How many people have read Siever's post?
http://lists.freedesktop.org/archives/systemd-devel/2012-July/006065.html
> We promised to keep udev properly *running* as standalone, we never
> told that it can be *build* standalone. And that still stands.
> 
> We never claimed, that all the surrounding things like documentation
> always fully match, if only udev is picked out of systemd.
> 
> I would welcome if people stop reading that "promise" into the
> announcement, it just wasn't written there.

  You (the former udev maintainer) are saying that a standalone udev
*WITHOUT SYSTEMD* will always be possible.  The current maintainer is
saying that isn't necessarily true.  Who do you expect me to believe?

  You also wrote...

> And is something that small really worth ripping tons of code out of
> a working udev, causing major regressions on people's boxes (and yes,
> it is a regression to slow my boot time down and cause hundreds of
> more processes to be spawned before booting is finished.)

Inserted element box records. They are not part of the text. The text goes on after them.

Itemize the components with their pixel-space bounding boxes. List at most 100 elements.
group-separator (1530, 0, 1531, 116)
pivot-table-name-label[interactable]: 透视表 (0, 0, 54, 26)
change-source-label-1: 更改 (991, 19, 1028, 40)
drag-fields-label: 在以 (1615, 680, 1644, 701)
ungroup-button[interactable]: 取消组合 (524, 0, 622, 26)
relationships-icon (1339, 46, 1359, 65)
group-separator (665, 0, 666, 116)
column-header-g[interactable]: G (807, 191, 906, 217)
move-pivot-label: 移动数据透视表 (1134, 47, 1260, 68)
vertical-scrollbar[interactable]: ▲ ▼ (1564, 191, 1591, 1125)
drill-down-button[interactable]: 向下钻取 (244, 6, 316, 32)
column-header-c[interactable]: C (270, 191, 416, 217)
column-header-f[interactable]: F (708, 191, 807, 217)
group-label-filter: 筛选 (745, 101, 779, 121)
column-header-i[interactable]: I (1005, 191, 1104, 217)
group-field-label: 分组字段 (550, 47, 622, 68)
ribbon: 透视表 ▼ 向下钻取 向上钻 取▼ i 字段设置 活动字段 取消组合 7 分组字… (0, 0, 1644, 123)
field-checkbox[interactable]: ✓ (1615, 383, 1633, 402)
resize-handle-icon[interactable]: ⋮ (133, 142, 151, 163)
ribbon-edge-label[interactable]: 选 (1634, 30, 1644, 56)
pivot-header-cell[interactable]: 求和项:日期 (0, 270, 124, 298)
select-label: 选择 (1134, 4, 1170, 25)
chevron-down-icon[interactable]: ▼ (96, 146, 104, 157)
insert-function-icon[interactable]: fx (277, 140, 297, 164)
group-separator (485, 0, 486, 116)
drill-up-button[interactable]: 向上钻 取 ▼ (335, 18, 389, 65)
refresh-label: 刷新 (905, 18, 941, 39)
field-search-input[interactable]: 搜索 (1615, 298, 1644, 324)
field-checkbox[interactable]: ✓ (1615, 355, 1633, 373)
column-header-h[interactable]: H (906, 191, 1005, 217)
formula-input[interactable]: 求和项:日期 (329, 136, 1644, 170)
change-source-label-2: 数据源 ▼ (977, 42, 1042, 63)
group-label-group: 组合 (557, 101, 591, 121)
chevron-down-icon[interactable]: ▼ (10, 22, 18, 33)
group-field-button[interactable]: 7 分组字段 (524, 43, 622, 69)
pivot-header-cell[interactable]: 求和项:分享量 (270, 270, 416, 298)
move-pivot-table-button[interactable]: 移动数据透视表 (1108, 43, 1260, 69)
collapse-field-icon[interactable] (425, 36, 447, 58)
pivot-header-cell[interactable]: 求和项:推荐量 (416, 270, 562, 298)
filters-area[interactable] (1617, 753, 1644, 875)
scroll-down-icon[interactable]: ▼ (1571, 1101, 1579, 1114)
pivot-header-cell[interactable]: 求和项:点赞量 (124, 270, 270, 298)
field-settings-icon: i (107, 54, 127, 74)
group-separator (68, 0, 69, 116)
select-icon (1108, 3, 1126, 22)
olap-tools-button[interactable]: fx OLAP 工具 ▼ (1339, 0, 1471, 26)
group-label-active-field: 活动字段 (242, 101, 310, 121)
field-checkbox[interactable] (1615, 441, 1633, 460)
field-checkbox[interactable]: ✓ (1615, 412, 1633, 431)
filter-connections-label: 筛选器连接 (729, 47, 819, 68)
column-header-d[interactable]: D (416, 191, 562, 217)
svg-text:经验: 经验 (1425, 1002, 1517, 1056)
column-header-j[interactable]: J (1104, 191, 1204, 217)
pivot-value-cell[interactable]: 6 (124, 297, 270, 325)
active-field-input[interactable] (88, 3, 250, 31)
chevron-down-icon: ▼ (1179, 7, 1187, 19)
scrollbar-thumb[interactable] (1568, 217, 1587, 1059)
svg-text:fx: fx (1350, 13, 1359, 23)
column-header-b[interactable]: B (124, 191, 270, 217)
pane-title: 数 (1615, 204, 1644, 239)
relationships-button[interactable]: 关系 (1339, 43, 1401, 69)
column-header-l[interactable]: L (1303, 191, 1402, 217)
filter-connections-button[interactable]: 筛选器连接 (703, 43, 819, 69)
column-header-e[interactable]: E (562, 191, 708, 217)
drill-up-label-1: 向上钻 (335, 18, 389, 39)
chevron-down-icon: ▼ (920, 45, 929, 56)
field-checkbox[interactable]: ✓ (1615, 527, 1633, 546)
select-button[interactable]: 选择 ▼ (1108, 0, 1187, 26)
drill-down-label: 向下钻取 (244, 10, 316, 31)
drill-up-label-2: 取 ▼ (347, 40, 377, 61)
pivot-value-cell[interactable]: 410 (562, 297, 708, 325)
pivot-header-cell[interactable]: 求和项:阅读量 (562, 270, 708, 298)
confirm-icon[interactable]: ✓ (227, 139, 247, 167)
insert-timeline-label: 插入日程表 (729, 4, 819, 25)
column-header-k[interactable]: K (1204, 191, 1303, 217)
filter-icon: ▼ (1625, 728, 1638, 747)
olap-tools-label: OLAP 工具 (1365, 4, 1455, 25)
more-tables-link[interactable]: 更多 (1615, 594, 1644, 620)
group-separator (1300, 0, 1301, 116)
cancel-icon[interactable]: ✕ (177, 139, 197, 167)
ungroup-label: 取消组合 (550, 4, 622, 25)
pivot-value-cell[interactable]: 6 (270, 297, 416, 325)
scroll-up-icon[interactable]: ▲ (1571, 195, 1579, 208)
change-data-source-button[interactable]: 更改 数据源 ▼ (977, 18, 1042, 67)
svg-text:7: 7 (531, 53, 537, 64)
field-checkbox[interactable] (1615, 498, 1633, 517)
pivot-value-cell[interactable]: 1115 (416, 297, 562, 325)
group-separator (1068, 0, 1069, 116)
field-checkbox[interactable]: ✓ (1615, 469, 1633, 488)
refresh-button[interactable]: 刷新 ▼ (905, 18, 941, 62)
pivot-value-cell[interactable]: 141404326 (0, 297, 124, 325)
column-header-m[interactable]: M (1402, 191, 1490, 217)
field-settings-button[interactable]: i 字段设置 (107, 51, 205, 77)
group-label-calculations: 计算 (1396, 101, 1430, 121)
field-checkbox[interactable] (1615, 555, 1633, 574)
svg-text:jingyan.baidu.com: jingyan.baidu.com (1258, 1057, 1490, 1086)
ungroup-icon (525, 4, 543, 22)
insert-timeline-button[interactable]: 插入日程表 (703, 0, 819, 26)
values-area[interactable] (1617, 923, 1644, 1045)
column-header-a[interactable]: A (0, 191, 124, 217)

  Some people are finding firmware drivers not loading, and the cards  
not functioning.  Don't you consider that a regression?  Seiver's
response is basically the same as for people with separate /usr; telling
them that they have to re-write their drivers to accomadate the "new and
improved" udev.  And people whose drivers don't fail entirely now get a
60-second delay while udev times out before loading the firmware in
another manner.  Those people have seen their bootup times increased by
a full minute.  Do you not consider that a regression?

> As I posted elsewhere, working on a project based on "hate" only lasts
> so long.  I should know, that's the reason I started udev in the first
> place over 9 years ago.

  The Xfree86 people generated a lot of hate, just like Sievers and
Poettering.  Xorg hasn't burned out yet.

> You need to have a real solid goal in place in order to be able to keep
> this up in the long-run.  Otherwise you are going to burn yourself out,
> and end up alienating a lot of people along the way.

  Howsabout a standalone udev, with no dependancies on systemd, and it
won't break people's systems?

-- 
Walter Dnes <waltd...@waltdnes.org>
We are apparently better off trying to avoid udev like the plague.